Do you have any advice for other writers of fiction?    My best, but not unique, advice is that to write fiction you have to first love fiction, read as much fiction as possible, and then define what you like, what you know (or can learn), organize your plot, characters, setting, and then be aware that as you write your ideas come to life and, as with all life, you need to feed, care, and nourish your stories if they are to live on in the hands and minds of readers.

Is there a question you would like to answer that I haven’t asked?    Yes. You may have noticed the logo for HeartsApart.org on the cover. Proceeds of my novel support this charity for military families. HeartsApart.org was a runner up in the Michelle Obama/Dr. Jill Bidden ‘Joining Forces’ Challenge and was started in Wilmington North Carolina. Professional photographers take a series of photos of a family with a member deploying. The family receives a set of professional photos and the deploying soldier receives a trifold card with the same set of pictures. The trifold card is made of a substance that is rain, mud, and war proof. It can be put in a helmet or pocket. These pictures are a great connection between families at home and our soldiers overseas. The charity has spread all over the United States and there are now over three hundred and fifty photographers who volunteer to provide this free service to our military families with members about to deploy.
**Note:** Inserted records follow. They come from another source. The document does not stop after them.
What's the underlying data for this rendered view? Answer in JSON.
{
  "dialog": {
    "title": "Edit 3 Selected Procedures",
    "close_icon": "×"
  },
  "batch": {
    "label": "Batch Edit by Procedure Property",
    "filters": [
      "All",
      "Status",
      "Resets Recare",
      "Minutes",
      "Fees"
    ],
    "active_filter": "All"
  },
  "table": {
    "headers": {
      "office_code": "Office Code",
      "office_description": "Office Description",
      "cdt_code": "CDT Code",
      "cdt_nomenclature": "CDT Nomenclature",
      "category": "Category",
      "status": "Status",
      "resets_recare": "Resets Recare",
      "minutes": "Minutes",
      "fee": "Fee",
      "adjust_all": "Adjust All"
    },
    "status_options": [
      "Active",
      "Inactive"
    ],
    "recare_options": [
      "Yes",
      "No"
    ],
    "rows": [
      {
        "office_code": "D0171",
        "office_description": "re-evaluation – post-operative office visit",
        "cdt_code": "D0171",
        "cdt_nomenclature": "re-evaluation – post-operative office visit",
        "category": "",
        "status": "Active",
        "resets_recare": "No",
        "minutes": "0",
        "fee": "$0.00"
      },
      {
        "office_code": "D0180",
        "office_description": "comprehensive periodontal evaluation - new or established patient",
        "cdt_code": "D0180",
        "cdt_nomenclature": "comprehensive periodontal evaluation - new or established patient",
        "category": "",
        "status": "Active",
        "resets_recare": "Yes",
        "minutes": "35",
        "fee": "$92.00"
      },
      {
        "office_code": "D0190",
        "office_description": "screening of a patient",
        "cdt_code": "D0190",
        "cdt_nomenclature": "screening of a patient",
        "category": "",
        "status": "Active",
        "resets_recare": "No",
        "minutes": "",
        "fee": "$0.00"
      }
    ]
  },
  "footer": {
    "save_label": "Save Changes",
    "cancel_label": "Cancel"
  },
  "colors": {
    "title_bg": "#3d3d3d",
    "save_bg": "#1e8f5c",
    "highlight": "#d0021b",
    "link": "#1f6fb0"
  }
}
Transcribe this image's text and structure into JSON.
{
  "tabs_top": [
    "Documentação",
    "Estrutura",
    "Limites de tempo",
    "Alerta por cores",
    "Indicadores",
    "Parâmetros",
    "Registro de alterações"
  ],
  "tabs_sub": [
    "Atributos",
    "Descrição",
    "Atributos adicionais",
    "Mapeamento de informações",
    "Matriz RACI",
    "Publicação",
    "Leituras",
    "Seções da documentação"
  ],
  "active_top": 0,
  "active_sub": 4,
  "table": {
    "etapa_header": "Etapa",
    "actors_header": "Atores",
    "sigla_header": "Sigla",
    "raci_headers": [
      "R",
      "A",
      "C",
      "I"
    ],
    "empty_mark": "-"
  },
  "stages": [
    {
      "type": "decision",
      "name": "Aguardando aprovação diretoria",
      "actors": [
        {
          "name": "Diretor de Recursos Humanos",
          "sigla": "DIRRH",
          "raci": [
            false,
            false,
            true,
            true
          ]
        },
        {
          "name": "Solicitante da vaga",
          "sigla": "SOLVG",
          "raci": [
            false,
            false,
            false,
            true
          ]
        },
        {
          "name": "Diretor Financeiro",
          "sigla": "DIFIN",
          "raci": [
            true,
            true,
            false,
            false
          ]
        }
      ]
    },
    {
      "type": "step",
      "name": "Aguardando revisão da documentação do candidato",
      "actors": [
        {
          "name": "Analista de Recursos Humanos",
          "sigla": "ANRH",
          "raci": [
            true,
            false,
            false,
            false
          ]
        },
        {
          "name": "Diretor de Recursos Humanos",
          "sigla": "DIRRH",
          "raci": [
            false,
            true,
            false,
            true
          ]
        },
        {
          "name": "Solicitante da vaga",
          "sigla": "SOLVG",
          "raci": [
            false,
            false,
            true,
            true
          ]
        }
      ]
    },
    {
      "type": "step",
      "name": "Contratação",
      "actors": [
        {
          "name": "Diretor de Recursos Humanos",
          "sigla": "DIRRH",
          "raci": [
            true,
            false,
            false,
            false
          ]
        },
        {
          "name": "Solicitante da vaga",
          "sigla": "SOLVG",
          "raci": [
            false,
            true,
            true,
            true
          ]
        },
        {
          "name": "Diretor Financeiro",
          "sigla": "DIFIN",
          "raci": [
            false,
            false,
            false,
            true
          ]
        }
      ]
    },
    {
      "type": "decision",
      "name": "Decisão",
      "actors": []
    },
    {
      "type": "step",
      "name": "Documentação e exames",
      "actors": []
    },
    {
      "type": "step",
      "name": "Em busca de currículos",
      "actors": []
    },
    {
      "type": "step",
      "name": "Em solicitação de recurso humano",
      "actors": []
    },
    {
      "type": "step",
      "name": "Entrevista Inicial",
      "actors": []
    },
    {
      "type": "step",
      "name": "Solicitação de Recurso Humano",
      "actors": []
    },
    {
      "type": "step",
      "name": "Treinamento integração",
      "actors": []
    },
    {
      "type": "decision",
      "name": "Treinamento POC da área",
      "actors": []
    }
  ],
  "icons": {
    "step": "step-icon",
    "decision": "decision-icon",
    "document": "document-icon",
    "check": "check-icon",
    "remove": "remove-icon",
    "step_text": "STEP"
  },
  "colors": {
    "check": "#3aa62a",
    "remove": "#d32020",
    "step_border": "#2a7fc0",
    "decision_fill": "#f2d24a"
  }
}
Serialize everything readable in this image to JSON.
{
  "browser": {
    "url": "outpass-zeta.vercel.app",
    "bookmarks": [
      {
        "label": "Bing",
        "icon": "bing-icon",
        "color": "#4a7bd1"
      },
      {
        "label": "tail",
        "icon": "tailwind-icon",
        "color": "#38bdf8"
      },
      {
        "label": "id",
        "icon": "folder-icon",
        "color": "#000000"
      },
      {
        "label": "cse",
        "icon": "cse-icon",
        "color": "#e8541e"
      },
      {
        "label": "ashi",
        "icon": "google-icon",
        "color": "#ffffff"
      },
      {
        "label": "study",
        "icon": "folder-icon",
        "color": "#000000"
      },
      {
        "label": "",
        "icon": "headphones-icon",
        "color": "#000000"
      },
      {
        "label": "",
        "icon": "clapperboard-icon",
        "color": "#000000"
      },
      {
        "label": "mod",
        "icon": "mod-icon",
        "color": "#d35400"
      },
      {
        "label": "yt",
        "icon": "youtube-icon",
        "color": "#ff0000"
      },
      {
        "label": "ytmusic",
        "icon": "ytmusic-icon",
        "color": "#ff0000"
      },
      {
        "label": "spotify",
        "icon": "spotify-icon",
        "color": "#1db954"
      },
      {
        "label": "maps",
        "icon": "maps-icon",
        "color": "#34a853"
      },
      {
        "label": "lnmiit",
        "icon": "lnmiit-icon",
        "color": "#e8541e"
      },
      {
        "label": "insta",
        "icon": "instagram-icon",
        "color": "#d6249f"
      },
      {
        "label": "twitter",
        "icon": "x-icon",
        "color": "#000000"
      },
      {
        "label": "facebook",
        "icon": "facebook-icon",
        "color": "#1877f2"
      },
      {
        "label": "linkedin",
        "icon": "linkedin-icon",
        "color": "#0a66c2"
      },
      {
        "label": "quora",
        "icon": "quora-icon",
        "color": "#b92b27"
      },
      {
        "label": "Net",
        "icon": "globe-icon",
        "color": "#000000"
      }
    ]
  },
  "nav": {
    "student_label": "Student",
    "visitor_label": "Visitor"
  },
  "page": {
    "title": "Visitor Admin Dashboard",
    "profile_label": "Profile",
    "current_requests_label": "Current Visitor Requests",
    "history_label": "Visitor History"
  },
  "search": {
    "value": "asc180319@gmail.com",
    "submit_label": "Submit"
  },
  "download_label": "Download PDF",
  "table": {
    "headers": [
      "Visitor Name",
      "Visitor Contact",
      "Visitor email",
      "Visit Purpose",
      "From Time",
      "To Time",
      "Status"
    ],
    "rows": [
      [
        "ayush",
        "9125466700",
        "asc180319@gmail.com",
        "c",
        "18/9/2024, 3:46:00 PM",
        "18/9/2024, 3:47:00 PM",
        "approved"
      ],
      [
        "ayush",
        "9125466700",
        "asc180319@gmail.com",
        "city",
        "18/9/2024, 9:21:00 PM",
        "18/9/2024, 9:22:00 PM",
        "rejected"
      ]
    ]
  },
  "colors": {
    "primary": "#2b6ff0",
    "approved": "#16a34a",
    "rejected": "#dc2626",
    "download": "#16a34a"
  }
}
Many thanks, Judith, for your interesting perspective on writing about war and the military. I’m sure your stories will touch families throughout North America and beyond.

Judith Sanders’ second novel In His Stead tells the compelling and gritty story of Retired Army Ranger Thomas Lane whose youngest son is called up from the National Guard to serve. Having already lost one son in Afghanistan, Lane knows he will do anything to save his child–even if it means going in his place, a pursuit unheard of since the Civil War when slaves were sent to war in place of their masters.